Frankétienne, figure incontournable de la littérature haïtienne et caribéenne, est décédé dans la soirée du jeudi 20 février 2025 à Delmas, Haïti, à l’âge de 88 ans. Artiste polyvalent, il a marqué son époque non seulement par ses écrits mais aussi par ses talents de peintre, musicien, dramaturge et enseignant. Né Jean-Pierre Basilic Dantor Franck Étienne d’Argent le 12 avril 1936 à Ravine-Sèche, dans la commune de Saint-Marc, dans le département de l’Artibonite, il a laissé une empreinte indélébile dans le monde de la culture haïtienne et internationale.
Son parcours littéraire s’étend sur plusieurs décennies, avec un corpus impressionnant d’œuvres, incluant poèmes, romans, pièces de théâtre et essais. Son œuvre se distingue par sa diversité et sa richesse, allant de la poésie à la prose, en passant par des expérimentations formelles comme la “spirale”, un concept qu’il a introduit et qui est devenu un mouvement esthétique littéraire.
Frankétienne a grandi dans le quartier de Bel-Air, à Port-au-Prince, et a été formé dans un environnement créolophone, avant de se plonger dans la langue française à l’école. Sa carrière d’enseignant débute après sa formation à l’Institut des Hautes Études Internationales.
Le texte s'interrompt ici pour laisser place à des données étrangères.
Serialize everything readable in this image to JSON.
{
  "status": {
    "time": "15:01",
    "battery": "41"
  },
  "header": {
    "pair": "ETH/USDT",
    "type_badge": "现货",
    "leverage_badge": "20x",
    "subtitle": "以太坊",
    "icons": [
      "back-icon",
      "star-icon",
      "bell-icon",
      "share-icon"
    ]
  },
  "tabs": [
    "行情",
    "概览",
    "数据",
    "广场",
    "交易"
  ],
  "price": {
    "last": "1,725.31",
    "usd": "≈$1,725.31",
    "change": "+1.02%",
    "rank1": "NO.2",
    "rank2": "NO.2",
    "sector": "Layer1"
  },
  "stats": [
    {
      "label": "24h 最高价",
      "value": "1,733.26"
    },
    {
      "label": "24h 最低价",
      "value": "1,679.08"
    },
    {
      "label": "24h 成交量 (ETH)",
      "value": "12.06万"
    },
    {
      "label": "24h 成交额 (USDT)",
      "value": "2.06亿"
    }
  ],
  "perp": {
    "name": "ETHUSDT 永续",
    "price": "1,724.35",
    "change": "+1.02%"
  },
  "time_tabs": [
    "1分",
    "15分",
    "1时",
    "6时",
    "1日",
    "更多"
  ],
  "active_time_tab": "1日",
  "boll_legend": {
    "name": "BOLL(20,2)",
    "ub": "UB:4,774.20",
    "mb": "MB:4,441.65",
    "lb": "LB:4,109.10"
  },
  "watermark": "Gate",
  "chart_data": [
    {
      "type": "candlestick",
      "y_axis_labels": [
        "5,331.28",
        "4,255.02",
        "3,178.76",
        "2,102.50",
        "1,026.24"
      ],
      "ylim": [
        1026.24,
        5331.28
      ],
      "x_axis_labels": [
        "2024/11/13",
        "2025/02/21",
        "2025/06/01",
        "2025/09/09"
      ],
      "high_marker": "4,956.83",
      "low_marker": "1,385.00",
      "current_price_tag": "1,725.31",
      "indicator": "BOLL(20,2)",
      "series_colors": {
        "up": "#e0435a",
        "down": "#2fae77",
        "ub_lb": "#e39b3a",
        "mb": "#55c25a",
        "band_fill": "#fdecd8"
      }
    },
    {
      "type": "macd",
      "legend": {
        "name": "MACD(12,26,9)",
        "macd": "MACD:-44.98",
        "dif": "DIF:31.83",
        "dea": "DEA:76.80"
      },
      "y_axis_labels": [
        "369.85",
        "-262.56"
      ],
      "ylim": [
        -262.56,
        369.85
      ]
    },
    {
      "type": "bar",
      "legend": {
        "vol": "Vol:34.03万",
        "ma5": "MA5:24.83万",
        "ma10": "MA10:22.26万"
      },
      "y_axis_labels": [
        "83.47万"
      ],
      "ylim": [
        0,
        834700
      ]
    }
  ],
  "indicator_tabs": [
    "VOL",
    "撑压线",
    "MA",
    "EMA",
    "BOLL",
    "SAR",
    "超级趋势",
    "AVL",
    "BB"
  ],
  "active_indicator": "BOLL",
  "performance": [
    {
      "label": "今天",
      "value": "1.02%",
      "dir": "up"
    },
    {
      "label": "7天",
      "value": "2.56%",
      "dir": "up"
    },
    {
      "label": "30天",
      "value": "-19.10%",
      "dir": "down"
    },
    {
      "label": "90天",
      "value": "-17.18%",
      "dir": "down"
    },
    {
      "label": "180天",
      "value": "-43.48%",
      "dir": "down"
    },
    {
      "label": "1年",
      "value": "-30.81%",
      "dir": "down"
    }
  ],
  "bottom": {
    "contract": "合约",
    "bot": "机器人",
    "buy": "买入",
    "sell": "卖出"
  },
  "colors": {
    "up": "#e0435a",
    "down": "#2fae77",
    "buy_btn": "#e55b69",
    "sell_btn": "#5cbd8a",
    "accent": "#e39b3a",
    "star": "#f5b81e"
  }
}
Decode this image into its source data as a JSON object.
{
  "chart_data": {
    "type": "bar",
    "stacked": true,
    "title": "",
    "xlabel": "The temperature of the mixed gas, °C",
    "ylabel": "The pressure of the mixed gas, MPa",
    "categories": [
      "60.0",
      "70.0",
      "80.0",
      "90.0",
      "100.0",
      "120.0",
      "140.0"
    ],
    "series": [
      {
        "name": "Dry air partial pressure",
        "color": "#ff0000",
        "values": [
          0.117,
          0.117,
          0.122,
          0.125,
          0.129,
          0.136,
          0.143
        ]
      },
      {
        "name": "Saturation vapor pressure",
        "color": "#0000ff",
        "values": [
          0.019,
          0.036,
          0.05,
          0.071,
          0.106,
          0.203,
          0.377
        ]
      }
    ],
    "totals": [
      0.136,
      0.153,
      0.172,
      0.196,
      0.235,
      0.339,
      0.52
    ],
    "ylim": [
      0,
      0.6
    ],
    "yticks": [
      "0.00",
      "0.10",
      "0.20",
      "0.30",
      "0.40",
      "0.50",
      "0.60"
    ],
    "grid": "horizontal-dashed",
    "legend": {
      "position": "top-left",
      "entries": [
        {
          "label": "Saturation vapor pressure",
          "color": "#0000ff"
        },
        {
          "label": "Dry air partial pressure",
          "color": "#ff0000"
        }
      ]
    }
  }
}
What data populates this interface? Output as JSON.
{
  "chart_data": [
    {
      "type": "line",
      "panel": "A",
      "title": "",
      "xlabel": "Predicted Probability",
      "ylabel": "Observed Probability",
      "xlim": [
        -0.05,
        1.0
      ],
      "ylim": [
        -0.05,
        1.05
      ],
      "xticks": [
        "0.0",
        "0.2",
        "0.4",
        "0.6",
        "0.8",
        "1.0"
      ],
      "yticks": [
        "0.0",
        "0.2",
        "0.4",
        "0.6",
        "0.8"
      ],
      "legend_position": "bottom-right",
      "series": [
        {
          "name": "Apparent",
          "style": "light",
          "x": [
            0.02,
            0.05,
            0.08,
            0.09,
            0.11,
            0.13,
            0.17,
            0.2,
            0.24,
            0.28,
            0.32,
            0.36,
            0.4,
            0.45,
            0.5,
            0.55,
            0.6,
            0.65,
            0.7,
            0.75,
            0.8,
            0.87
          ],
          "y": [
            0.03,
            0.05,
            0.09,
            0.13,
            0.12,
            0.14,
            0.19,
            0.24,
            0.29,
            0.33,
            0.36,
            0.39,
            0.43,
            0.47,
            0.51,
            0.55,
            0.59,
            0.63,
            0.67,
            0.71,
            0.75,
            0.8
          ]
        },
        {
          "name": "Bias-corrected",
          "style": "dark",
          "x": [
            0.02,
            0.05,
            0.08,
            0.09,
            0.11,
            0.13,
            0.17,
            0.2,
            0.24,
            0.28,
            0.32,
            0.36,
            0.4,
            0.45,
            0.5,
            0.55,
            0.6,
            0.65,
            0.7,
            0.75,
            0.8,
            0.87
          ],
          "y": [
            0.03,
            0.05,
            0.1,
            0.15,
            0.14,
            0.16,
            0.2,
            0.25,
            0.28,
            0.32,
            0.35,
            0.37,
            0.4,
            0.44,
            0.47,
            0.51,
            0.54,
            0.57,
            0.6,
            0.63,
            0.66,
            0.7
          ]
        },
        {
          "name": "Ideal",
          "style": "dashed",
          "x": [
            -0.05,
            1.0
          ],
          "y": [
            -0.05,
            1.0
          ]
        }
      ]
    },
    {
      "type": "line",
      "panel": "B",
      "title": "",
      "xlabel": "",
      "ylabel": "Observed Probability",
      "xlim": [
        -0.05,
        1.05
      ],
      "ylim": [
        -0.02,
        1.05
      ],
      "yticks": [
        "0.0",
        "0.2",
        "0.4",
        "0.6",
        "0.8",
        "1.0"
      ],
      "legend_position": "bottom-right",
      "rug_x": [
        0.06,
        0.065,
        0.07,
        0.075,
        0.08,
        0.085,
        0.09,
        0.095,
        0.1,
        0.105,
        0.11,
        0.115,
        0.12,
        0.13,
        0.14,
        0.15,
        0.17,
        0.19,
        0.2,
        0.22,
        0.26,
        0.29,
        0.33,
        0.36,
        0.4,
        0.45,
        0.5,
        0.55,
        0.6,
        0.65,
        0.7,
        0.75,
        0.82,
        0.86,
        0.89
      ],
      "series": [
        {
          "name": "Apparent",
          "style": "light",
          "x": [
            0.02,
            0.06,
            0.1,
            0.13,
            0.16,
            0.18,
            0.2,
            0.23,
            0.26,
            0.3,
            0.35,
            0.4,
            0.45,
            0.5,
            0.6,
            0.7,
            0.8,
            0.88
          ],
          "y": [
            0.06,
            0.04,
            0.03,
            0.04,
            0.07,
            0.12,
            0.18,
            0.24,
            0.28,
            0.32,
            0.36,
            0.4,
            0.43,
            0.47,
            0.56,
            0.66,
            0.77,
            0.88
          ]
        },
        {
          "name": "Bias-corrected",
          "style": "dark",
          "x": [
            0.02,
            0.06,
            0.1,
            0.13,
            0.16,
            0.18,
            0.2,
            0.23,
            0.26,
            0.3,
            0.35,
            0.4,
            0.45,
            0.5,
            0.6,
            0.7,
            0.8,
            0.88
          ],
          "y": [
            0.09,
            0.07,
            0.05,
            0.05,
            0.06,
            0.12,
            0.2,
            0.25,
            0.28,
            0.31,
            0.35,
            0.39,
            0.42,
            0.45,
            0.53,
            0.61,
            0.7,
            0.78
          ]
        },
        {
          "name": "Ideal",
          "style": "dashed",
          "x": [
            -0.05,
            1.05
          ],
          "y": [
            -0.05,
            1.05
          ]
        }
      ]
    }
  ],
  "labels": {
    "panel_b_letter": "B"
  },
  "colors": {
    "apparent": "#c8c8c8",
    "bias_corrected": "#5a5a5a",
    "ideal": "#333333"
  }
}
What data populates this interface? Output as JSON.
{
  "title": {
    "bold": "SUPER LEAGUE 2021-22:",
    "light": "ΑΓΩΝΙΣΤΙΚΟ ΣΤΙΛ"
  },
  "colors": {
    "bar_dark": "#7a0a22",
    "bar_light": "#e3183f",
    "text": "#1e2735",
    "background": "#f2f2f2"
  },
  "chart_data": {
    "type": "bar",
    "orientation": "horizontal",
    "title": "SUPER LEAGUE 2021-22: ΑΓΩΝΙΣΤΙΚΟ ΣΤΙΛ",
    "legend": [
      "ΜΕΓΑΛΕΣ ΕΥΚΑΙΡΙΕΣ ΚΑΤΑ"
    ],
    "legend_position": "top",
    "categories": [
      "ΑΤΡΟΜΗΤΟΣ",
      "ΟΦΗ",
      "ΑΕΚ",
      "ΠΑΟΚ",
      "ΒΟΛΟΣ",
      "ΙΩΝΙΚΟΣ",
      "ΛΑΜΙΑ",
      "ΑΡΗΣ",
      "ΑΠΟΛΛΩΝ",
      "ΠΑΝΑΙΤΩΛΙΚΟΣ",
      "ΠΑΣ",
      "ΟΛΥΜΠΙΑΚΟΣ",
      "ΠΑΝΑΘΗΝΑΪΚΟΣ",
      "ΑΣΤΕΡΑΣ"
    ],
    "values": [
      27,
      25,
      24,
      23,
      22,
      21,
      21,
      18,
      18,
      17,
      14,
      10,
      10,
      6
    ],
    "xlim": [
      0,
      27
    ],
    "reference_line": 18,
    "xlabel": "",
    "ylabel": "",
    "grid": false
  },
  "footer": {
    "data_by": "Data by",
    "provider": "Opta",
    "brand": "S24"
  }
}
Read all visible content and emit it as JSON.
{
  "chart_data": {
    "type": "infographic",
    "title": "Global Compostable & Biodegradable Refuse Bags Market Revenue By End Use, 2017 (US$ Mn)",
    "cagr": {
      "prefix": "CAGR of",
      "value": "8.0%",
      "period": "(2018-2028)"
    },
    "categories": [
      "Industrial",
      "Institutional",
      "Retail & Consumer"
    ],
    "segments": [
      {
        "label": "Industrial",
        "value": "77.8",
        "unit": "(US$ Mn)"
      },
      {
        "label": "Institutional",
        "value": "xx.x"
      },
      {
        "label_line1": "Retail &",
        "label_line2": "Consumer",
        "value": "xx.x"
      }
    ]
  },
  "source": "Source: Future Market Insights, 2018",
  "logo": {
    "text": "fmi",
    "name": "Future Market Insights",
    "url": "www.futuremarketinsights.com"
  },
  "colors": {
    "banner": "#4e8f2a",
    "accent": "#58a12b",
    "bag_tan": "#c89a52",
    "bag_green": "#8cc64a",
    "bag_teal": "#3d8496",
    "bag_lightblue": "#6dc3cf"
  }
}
Il fonde même son propre collège, le Collège Franck, dans le quartier populaire du Bel-Air, où il enseigne diverses matières.
Son engagement intellectuel s’est également manifesté au sein de groupes littéraires dans les années 1960. En 1962, Franck Étienne fréquente “Haïti Littéraire”, un espace d’échanges pour intellectuels où se tissent les liens entre la poésie, le français et le créole. La situation politique instable sous le régime de François Duvalier incite beaucoup d’écrivains à fuir le pays, mais Frankétienne choisit de rester pour continuer son travail de création et d’écriture.
En 1968, il abandonne la poésie pour se lancer dans l’écriture de son premier roman, Mûr à crever. Ce roman marque le début d’une exploration plus large de formes littéraires éclatées, qui s’installeront avec le temps comme une caractéristique de son style. En 1972, Ultravocal, son œuvre phare, introduit la notion de spirale comme modèle d’expression, un concept qu’il perfectionnera tout au long de sa carrière. Cette approche révolutionne la structure narrative en haussant les bribes de textes fragmentés au rang d’outil littéraire.
L’impact de son œuvre s’étend bien au-delà des frontières d’Haïti, et son engagement à écrire dans une langue accessible au peuple haïtien, en particulier en créole, est évident dans ses œuvres comme Dézafi (1975), qui devient un manifeste de résistance contre la “zombification” du peuple haïtien, un appel à la révolte sociale et politique.
Les années 1980 et 1990 sont marquées par une prolifique production de pièces de théâtre, telles que Troufoban (1977) et Pèlintèt (1978), qui continuent de refléter les tensions sociales et politiques de l’époque. Frankétienne, bien qu’impliqué dans un travail politique, s’intéresse également à des préoccupations plus personnelles et intimes, exprimant sa vision du monde à travers des textes plus introspectifs, comme Fleurs d’insomnie et L’oiseau schizophone.
Malgré les violences politiques qui ont marqué son époque, Frankétienne persiste à proposer une esthétique du chaos tout au long de sa carrière, notamment dans Miraculeuse (2003), Galaxie Chaos-Babel (2006) et Mots d’ailes en infini d’abîme (2007), des œuvres qui témoignent de son engagement constant à scruter les complexités de la société haïtienne. Sa quête littéraire et artistique n’a jamais cessé. Son œuvre reste un défi, un modèle d’insurrection contre toute tentative de classification, affirmant une démarche intemporelle.
Parmi ses autres écrits notables figurent :
- Les affres d’un défi (avril 2010)
- Les échos de l’abîme (octobre 2013)
- La méduse orpheline (octobre 2005)
- Rapjazz – Journal d’un paria (mars 2011)
Le décès de Frankétienne laisse un vide immense dans le paysage culturel haïtien et mondial. Mais son héritage perdurera à travers ses écrits et son influence sur les générations futures, toujours à la recherche de sens, d’identité et de vérité dans un monde en perpétuelle transformation.